Structural Formula (Sod0o 0000 01)
Sodium Nitroprusside Injection, Solution
Product Images NDC 71288-202
View Photos of Packaging, Regulatory Labels, and Product Appearance
Product Visual Gallery
This gallery contains 4 technical images submitted to the FDA as part of the official labeling for Sodium Nitroprusside (NDC 71288-202). Unlike standard consumer photos, these assets often include clinical data figures, molecular chemical structures, and official manufacturer packaging layouts.
As provided by Meitheal Pharmaceuticals Inc., these visuals offer a comprehensive scientific overview of the product's physical and chemical identity, aiding pharmacists and researchers in product verification and study.
Figure (Sod0o 0000 02)
Principal Display Panel – Sodium Nitroprusside Injection, 50 mg Per 2 mL Vial Label (Sod0o 0000 03)
Principal Display Panel – Sodium Nitroprusside Injection, 50 mg Per 2 mL Carton (Sod0o 0000 04)
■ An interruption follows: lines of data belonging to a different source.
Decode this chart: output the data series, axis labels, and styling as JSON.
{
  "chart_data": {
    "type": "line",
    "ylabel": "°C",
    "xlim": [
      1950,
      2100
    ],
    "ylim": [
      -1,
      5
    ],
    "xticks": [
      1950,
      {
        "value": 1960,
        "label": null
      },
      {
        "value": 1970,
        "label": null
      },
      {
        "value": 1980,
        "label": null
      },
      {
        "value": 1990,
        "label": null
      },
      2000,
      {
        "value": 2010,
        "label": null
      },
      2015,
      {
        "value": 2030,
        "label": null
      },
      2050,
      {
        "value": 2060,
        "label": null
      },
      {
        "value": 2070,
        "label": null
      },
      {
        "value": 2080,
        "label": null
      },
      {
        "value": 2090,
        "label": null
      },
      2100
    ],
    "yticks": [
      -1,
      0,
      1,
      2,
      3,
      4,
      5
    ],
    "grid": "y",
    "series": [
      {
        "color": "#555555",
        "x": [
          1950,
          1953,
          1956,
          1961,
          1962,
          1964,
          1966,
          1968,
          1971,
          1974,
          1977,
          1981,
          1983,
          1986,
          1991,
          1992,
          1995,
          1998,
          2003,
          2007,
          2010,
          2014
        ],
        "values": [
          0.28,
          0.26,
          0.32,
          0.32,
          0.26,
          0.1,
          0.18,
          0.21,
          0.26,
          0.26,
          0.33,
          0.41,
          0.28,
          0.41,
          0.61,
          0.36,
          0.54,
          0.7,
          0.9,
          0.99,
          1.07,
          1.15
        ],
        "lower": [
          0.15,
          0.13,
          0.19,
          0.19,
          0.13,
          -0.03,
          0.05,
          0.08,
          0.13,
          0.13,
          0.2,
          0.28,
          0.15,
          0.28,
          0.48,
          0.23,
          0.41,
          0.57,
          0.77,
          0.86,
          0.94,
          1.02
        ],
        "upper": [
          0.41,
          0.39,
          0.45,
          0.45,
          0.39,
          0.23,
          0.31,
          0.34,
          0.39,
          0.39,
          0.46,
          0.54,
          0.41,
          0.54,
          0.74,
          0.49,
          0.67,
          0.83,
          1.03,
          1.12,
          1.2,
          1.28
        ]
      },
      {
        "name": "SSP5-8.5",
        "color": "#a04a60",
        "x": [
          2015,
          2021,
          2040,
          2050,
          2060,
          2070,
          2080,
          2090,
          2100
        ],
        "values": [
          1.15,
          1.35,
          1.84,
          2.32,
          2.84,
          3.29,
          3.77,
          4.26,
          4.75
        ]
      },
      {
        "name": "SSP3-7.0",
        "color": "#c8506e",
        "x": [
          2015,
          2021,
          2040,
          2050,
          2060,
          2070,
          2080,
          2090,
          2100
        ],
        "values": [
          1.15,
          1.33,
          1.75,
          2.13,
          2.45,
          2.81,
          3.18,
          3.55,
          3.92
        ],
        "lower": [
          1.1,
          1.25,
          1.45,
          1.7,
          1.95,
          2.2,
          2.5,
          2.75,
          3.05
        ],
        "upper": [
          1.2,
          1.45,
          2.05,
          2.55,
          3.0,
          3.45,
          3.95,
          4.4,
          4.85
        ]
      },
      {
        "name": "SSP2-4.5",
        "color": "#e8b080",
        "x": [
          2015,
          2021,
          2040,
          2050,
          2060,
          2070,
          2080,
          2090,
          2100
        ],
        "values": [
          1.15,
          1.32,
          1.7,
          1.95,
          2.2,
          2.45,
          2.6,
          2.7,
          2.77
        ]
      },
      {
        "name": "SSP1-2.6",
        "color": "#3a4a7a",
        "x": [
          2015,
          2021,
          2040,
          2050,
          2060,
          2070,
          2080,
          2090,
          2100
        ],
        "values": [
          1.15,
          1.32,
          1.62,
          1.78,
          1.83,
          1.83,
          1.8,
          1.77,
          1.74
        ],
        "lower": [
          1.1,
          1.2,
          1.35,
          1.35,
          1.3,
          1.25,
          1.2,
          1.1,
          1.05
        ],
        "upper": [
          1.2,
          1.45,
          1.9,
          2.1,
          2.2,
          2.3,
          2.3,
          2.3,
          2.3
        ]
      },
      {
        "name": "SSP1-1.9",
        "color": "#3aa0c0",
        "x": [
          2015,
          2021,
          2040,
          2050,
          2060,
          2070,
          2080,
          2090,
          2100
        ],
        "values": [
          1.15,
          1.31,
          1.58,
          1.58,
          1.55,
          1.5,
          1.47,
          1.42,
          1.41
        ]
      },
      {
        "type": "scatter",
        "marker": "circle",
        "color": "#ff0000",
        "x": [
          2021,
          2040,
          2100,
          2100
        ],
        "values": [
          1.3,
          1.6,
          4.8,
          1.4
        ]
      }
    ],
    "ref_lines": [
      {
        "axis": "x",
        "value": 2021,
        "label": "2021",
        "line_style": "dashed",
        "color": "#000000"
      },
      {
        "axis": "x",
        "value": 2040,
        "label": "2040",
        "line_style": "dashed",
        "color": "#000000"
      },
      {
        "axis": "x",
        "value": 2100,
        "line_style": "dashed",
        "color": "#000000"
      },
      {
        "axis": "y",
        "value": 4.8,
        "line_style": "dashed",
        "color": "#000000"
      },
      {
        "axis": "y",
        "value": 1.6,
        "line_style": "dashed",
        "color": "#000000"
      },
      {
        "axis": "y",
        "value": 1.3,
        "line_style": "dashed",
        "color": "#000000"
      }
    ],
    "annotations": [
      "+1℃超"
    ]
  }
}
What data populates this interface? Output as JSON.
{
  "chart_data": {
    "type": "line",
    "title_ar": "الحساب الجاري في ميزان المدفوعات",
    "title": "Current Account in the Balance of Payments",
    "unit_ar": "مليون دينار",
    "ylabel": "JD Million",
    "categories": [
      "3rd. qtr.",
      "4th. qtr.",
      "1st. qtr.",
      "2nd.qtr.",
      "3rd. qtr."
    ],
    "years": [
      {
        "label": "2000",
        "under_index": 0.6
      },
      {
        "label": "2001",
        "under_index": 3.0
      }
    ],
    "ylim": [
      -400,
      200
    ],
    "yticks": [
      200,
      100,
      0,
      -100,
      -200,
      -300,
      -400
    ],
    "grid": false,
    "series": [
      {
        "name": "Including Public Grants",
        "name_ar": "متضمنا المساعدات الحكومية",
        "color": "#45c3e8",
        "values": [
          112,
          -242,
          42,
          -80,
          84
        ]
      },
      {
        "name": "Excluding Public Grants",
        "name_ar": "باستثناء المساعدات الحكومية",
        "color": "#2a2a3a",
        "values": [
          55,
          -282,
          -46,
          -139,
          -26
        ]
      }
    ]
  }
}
Sodium Nitroprusside Injection is a potent drug that must be diluted before intravenous infusion only. It comes in 2mL vials which should be stored in the carton and protected from light. Each vial contains Sodium LIS ST RN protect from light. The dilution should be made with natural rubber latex and each 2mL vial of Nitroprusside USP can be diluted in 250mL to 1000mL of % Sodium ?;::euastngmfi;(:sm7rr). The drug's dosage is provided in the package and it is important to monitor blood pressure before and during infusion. The solution should be discarded 24 hours after administration. This drug is not for direct injection and any unused portion must be discarded.*
* These product label images have been analyzed using experimental machine learning. Please verify findings with the primary label text.